Comment traiter "ces voleuses de mari pour qu'elles collent la paix" aux légitimes ?
En les combattant avec leurs propres armes : l'assurance, l'audace, la coquetterie, la sensualité, au besoin les gifles et les prières aussi...
Moi, j'ai dit au mien que "chaque fois qu'il est au-dessus d'une gamine, qu'il se dise qu'il est au-dessus de sa propre enfant... " Commentaire ?
C'est un commentaire dissuasif. Je pense à ceux qui s'accouplent avec des filles mineures de corps et d'esprit et qui pourraient être leurs enfants. Pour contenter ou combler une femme, faudrait-il lui donner un cadeau comme une Mercedes flambant neuve et un chèque de 4 millions ? Prends des cadeaux et accepte tout ! N'est-ce pas la signification de ce geste ? Avec ou sans cadeau, la femme accepte tout lorsqu'elle est amoureuse. Il y a des hommes qui trompent leur femme sur le lit conjugal et lui disent: tu n'y peux rien changer. Il y a en d'autres qui se cachent pour tromper leur femme, et qui lorsqu'ils sont découverts, veulent se faire pardonner en lui offrant un cadeau qui peut aller de la bague en cuivre à la Mercedes 230, selon le budget dont ils disposent.
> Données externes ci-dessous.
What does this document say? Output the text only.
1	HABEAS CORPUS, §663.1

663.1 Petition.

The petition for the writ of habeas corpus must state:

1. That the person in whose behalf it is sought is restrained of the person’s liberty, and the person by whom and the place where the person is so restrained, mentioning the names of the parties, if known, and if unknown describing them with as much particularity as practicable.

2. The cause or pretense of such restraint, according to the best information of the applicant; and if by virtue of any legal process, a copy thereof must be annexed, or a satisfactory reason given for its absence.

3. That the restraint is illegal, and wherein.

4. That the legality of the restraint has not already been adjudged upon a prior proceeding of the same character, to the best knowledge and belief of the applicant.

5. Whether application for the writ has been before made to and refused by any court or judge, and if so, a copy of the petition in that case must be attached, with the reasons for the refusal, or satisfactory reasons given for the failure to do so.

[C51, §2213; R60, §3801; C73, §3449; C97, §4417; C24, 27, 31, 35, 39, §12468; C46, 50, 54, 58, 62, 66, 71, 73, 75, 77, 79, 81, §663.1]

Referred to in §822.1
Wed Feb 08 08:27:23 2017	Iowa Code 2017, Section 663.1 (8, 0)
C'est aussi simple que cela.
Pourquoi ce titre "Comme le bon pain" ?
Parce que depuis mon enfance, j'adore le pain. Je préfère une bonne tartine beurrée à une cuisse de poulet rôti.
Comment expliquez-vous qu'une femme aimée avant et dans les premières années du mariage se retrouve délaissée plus tard par son mari ?
L'habitude, dit-on, tue l'amour. Mais l'amour lui même change de visage. Un couple ne s'aime pas de la même manière après deux ans et après vingt ans de mariage ! Plus il résiste au temps, plus la capacité d'écoute grandit, plus la tendresse s'installe, plus les corps et les coeurs s'harmonisent. L'amour se bonifie avec le temps. On sait se renouveler quand on aime.
Lorsque Binta dit: "Elle apprendra à ses dépens que l'oeuf n'affronte pas la pierre et que la co-épouse meurt en couches", ne pensez-vous pas que N'Doumbé a été tuée par sorcellerie ?
Personne ne prend la place de personne au cimetière et ne vous arrive que ce que vous souhaitez aux autres. Dieu est seul maître de la vie et de la mort. Les hommes se trompent quand ils pensent qu'ils peuvent donner l'une ou l'autre.
Le montant de ce que Dieu octroie, nul ne peut l'économiser.
Dieu est le grand pourvoyeur. Nul ne possède ce qu'il a. Nul n'a sa générosité. Ce sont là trois de ses quatre-vingt-dix-neuf noms les plus exaltés.
Comment une femme, devant toutes les difficultés, a la force de subir sans broncher, sans insulter qui que ce soit, sans se laisser mourir d'inanition, sans se confier au premier intrigant venu et surtout sans se jeter dans les bras d'un profiteur...
Une femme de bien cherche à être fidèle aux valeurs de sa société, l'endurance à toute épreuve, le courage, la noblesse de sentiments et le respect de soi-même. Il ne faut jamais perdre sa propre estime. Il faut toujours tenir compte du regard des autres.
Pour terminer, que voulez-vous que la lectrice retienne de votre roman ?
L'optimisme envers et contre tout. Tout finit par s'arranger lorsqu'on est courageux et qu'on croit en sa bonne étoile.